In der 'Ankündigung' einer auf 'nicht entsprechend' lautenden Dienstbeschreibung liegt entgegen der Ansicht der Berufungswerberin keine Rechtswidrigkeit, vielmehr wurde - wie es der Verwaltungspraxis entspricht und im MD-Erlass vom 23. Juni 1988, Zl. MD-1287-1/88, vorgeschrieben ist - wegen der Einleitung des Disziplinarverfahrens eine Dienstbeschreibung von der Dienstbehörde angefordert. Nunmehr war es kein Unrecht, sondern die Pflicht der Vorgesetzten, eine Beurteilung der Dienstleistung der Berufungswerberin abzugeben. Im Übrigen ist anzumerken, dass der Berufungswerberin rechtliche Mittel zur Bekämpfung dieser Dienstbeschreibung und ihrer dienstrechtlichen Konsequenzen zugestanden wären.

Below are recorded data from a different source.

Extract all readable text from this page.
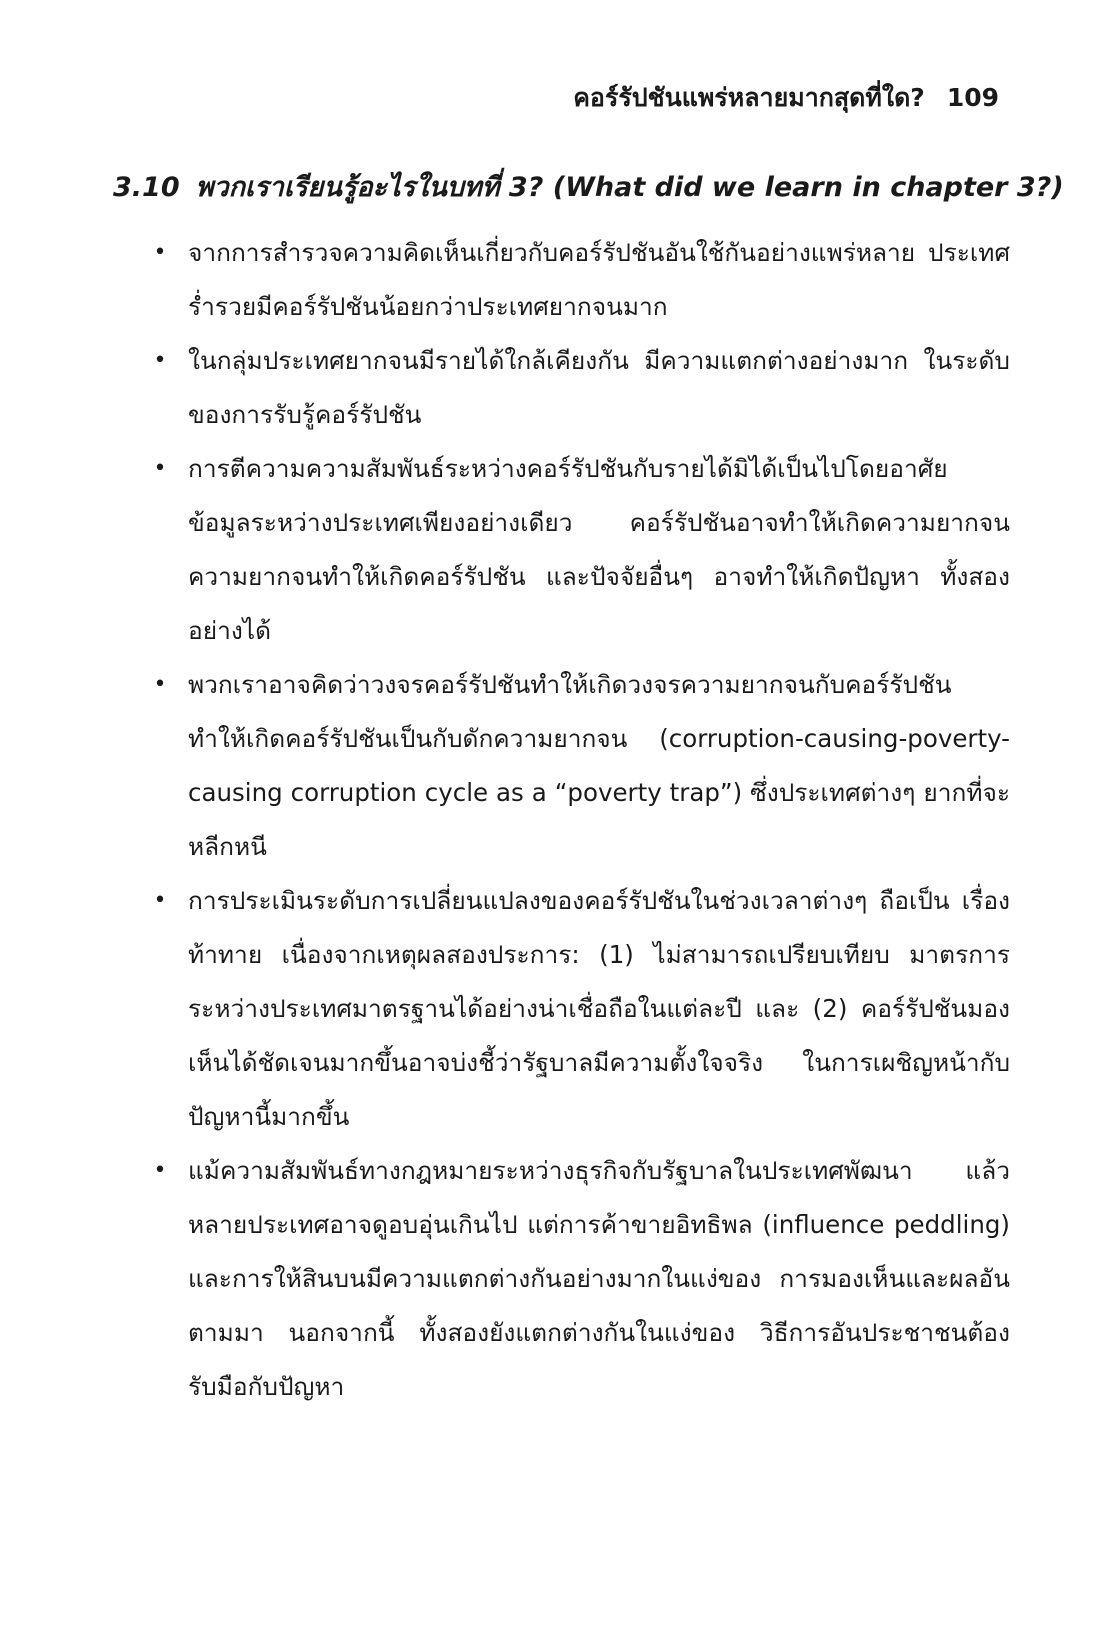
คอร์รัปชันแพร่หลายมากสุดที่ใด? 109
3.10 พวกเราเรียนรู้อะไรในบทที่ 3? (What did we learn in chapter 3?)
• จากการสำรวจความคิดเห็นเกี่ยวกับคอร์รัปชันอันใช้กันอย่างแพร่หลาย ประเทศร่ำรวยมีคอร์รัปชันน้อยกว่าประเทศยากจนมาก
• ในกลุ่มประเทศยากจนมีรายได้ใกล้เคียงกัน มีความแตกต่างอย่างมาก ในระดับของการรับรู้คอร์รัปชัน
• การตีความความสัมพันธ์ระหว่างคอร์รัปชันกับรายได้มิได้เป็นไปโดยอาศัย ข้อมูลระหว่างประเทศเพียงอย่างเดียว คอร์รัปชันอาจทำให้เกิดความยากจน ความยากจนทำให้เกิดคอร์รัปชัน และปัจจัยอื่นๆ อาจทำให้เกิดปัญหา ทั้งสองอย่างได้
• พวกเราอาจคิดว่าวงจรคอร์รัปชันทำให้เกิดวงจรความยากจนกับคอร์รัปชัน ทำให้เกิดคอร์รัปชันเป็นกับดักความยากจน (corruption-causing-poverty-causing corruption cycle as a “poverty trap”) ซึ่งประเทศต่างๆ ยากที่จะหลีกหนี
• การประเมินระดับการเปลี่ยนแปลงของคอร์รัปชันในช่วงเวลาต่างๆ ถือเป็น เรื่องท้าทาย เนื่องจากเหตุผลสองประการ: (1) ไม่สามารถเปรียบเทียบ มาตรการระหว่างประเทศมาตรฐานได้อย่างน่าเชื่อถือในแต่ละปี และ (2) คอร์รัปชันมองเห็นได้ชัดเจนมากขึ้นอาจบ่งชี้ว่ารัฐบาลมีความตั้งใจจริง ในการเผชิญหน้ากับปัญหานี้มากขึ้น
• แม้ความสัมพันธ์ทางกฎหมายระหว่างธุรกิจกับรัฐบาลในประเทศพัฒนา แล้วหลายประเทศอาจดูอบอุ่นเกินไป แต่การค้าขายอิทธิพล (influence peddling) และการให้สินบนมีความแตกต่างกันอย่างมากในแง่ของ การมองเห็นและผลอันตามมา นอกจากนี้ ทั้งสองยังแตกต่างกันในแง่ของ วิธีการอันประชาชนต้องรับมือกับปัญหา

Der Hauptgrund für die Furcht der Berufungswerberin war die angekündigte Rückversetzung in das GZ Liesing. Da die Berufungswerberin nur vorübergehend und probeweise dem SMZ Sophienspital 'unter Belassung in Stand und Gebühr des GZ Liesings' zugeteilt war (Schreiben der Abteilung Personal des KAV-GD vom 19. August 2003) und die Leitung des SMZ Sophienspitals die sofortige Beendigung der Dienstzuteilung der Berufungswerberin wegen ihrer mangelhaften Dienstleistung forderte, war es naheliegend, dass sie zunächst in ihr Stammhaus GZ Liesing zurückkehren hätte müssen. Diese angekündigte Vorgangsweise kann daher nicht als ungerechter Zwang angesehen werden. Im Übrigen ist darauf hinzuweisen, dass nach §19 Abs2 DO 1994 selbst Versetzungen auf andere Dienstposten - eine solche liegt im gegenständlichen Fall allerdings nicht vor, da die Berufungswerberin ohnehin im Stand des GZ Liesing war - aus Dienstrücksichten stets zulässig sind.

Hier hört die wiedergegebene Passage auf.